A devolution revolution is a major transfer of power from a central government to a subordinate unit of government. Devolution alleviates some of the inefficiencies present in centralized governments that govern a large geographic region. The period from the 1970s to the 1990s saw a major devolution revolution throughout the western world.
Devolution occurs when a national government passes statutes that transfer some of its authority to lower levels of government. This takes place in both unitary and federal systems. The difference is that a unitary government can take back the delegated powers at any time, whereas a federal government cannot, because the states enjoy co-sovereignty with the national government..
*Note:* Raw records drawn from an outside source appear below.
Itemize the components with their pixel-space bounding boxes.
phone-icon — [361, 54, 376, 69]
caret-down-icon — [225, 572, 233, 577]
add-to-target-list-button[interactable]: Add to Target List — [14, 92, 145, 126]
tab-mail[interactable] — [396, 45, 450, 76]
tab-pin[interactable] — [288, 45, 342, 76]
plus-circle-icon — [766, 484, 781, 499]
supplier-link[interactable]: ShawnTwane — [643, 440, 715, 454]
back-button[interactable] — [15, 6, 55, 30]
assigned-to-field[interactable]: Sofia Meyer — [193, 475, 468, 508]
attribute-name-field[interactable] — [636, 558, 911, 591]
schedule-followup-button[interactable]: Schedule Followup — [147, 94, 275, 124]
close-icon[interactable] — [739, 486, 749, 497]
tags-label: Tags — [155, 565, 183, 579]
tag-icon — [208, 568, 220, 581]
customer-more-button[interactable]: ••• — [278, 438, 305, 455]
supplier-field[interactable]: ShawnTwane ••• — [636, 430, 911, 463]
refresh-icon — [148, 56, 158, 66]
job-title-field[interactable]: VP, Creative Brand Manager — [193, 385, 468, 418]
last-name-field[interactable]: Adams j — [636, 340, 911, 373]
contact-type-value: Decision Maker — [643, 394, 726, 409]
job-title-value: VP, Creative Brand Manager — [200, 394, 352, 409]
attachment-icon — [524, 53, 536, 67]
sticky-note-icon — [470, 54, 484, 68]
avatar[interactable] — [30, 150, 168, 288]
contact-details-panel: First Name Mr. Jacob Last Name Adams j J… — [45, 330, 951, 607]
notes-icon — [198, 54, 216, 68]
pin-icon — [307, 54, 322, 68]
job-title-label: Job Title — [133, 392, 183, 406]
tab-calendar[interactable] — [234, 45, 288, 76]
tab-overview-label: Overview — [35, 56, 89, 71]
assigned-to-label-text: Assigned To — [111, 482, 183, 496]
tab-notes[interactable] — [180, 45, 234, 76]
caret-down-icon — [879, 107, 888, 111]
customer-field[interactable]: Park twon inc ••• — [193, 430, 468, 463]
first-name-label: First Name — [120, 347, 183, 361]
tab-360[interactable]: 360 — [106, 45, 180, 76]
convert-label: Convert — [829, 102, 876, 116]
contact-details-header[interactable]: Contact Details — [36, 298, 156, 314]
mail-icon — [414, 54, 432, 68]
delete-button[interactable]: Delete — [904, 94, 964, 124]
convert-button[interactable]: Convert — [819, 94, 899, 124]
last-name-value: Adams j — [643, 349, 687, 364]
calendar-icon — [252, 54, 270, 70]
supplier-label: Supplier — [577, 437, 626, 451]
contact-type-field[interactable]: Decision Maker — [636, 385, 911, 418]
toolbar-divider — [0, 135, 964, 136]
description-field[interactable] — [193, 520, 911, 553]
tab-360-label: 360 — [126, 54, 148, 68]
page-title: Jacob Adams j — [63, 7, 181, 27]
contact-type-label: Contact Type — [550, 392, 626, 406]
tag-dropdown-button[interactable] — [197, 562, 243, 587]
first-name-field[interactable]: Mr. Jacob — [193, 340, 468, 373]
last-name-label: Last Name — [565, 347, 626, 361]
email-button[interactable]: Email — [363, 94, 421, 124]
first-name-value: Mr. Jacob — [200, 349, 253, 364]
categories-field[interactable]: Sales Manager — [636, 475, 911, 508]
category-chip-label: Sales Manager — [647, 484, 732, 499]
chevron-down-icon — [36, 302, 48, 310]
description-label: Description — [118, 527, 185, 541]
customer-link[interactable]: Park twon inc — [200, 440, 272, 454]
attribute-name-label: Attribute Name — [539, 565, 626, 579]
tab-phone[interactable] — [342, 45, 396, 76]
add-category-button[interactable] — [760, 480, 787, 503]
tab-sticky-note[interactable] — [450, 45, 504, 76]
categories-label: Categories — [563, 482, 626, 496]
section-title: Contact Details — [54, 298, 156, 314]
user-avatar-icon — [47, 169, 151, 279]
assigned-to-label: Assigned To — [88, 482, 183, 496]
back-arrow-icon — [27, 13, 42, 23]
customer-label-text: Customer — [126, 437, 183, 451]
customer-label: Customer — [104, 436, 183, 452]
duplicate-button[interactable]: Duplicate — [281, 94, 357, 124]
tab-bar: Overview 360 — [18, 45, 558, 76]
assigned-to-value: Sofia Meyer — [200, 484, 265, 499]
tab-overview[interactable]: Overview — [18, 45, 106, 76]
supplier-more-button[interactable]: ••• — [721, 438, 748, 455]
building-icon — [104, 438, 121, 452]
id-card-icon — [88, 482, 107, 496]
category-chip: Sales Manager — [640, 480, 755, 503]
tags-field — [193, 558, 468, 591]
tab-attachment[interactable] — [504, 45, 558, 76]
A devolution revolution involves major transfers of power. The 1970s was the beginning of a devolution revolution across Europe and the United States. Prior to this time, central governments had been inclined to amass power, especially in response to World War II and the Cold War. That began to change in the '70s when Scotland and Wales began calling for greater political independence. Their wishes were realized in 1999, when the British Parliament ceded powers to the Welsh Assembly and created a Scottish Parliament.
France had the most centralized government in Europe. Local authorities even had to receive authorization from the national government to name streets. Throughout the 1980s, the national government significantly transferred power to the three sublevels of government.
The 1980s was also a time of devolution in the United States. During this decade the federal government transferred administration authority over many welfare programs to state governments.